Fig 1.
Urine PPi concentration and renal gene expression in Npt2a-/- mice.
Urine pyrophosphate concentration (U-PPi, A) following an overnight fast and renal gene expression as indicated on the y-axis for ectonucleotide pyrophosphatase/phosphodiesterase 1 (Enpp1, B), progressive ankylosis (Ank, C), ectonucleoside triphosphate diphosphohydrolase 5 (Entpd5, D), tissue nonspecific alkaline phosphatase (Tnsalp, E) in mice fed regular chow for 10 weeks. The data represent mean±SEM of 4–19 mice, p-values shown above the lines of comparisons were calculated by one-way ANOVA using Tukey’s adjustment for multiple comparisons (A) and Student’s t-test (B-E).
Fig 2.
The hypomorphic Enpp1asj allele worsens renal mineralization area seen in Npt2a-/- mice on regular chow.

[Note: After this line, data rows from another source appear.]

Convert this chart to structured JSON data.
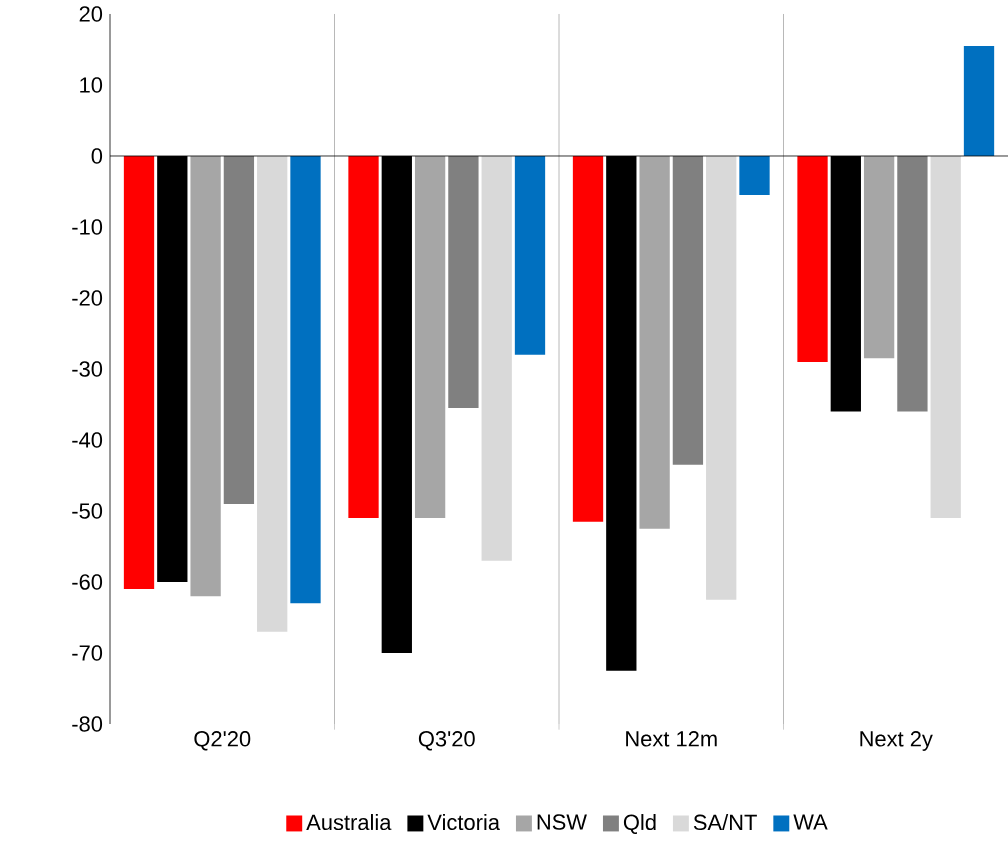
{
  "chart_data": {
    "type": "bar",
    "categories": [
      "Q2'20",
      "Q3'20",
      "Next 12m",
      "Next 2y"
    ],
    "series": [
      {
        "name": "Australia",
        "color": "#ff0000",
        "values": [
          -61,
          -51,
          -51.5,
          -29
        ]
      },
      {
        "name": "Victoria",
        "color": "#000000",
        "values": [
          -60,
          -70,
          -72.5,
          -36
        ]
      },
      {
        "name": "NSW",
        "color": "#a6a6a6",
        "values": [
          -62,
          -51,
          -52.5,
          -28.5
        ]
      },
      {
        "name": "Qld",
        "color": "#808080",
        "values": [
          -49,
          -35.5,
          -43.5,
          -36
        ]
      },
      {
        "name": "SA/NT",
        "color": "#d9d9d9",
        "values": [
          -67,
          -57,
          -62.5,
          -51
        ]
      },
      {
        "name": "WA",
        "color": "#0070c0",
        "values": [
          -63,
          -28,
          -5.5,
          15.5
        ]
      }
    ],
    "ylim": [
      -80,
      20
    ],
    "yticks": [
      -80,
      -70,
      -60,
      -50,
      -40,
      -30,
      -20,
      -10,
      0,
      10,
      20
    ],
    "grid": "x",
    "legend": "bottom"
  }
}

Histomorphometric analysis of renal mineralization (%calcified area = 100*mineralization area/tissue area, A; calcification size = mineralization area/number of calcifications, um2, B) in 10 um sections of kidneys from mice fed regular chow for 10 weeks. The data represent individual animals (closed circles) with the means±SEM, p-values shown above the lines of comparisons were calculated by one-way ANOVA using Tukey’s adjustment for multiple comparisons, no significant differences were detected between groups in panel B.
Fig 3.
Urinary pyrophosphate concentration is inversely associated with renal mineralization size in a combined bivariate linear regression analysis of all mice.
All experimental WT and mutant mice from Fig 2 (n = 28) for which urine was available were evaluated using linear regression analysis to determine the association of renal mineralization with the urine pyrophosphate concentration (U-PPi) (% calcified area = 100*calcified area/total area A and calcification size = calcified area/number of mineralization B). Data points represent values of individual animals. Results of the linear regression analysis are shown as solid line with 95% confidence interval (stippled lines), R2 and p-values.
Fig 4.
Intraperitoneal injection of Na-pyrophosphate reduces cortical and medulary renal mineralization in Npt2a-/- mice.
Light micrographs of 10 um renal sections prepared from paraffin-embedded kidneys, obtained from mice with various genotypes fed regular chow for 10 weeks (A, upper panels: von Kossa, methylene green staining, 4X, and A, lower panels: von Kossa, hematoxylin and eosin staining, 40X); Transmission electron micrographs showing microspheres in double mutant mice on regular chow, inset with larger magnification shown to the right (B); Two weeks old Npt2a-/- pups treated with i.p. injections of vehicle or sodium pyrophosphate (160 micromole/Kg/day) for two weeks (C); Histomorphometric analysis of renal mineralization (%calcified area = 100*mineralization area/tissue area, (D); calcification size = mineralization area/number of calcifications, um2, (E), and plasma pyrophosphate levels (F) and urine pyrophosphate (U-PPi) (G) of two weeks old Npt2a-/- pups treated with i.p. injections of vehicle or sodium pyrophosphate (160 micromole/Kg/day) for two weeks, measured after overnight fast and 18–24 hrs. following the last treatment. The data represent individual animals (closed circles) with the means±SEM, p-values shown above the lines of comparisons were calculated by Student’s t-test.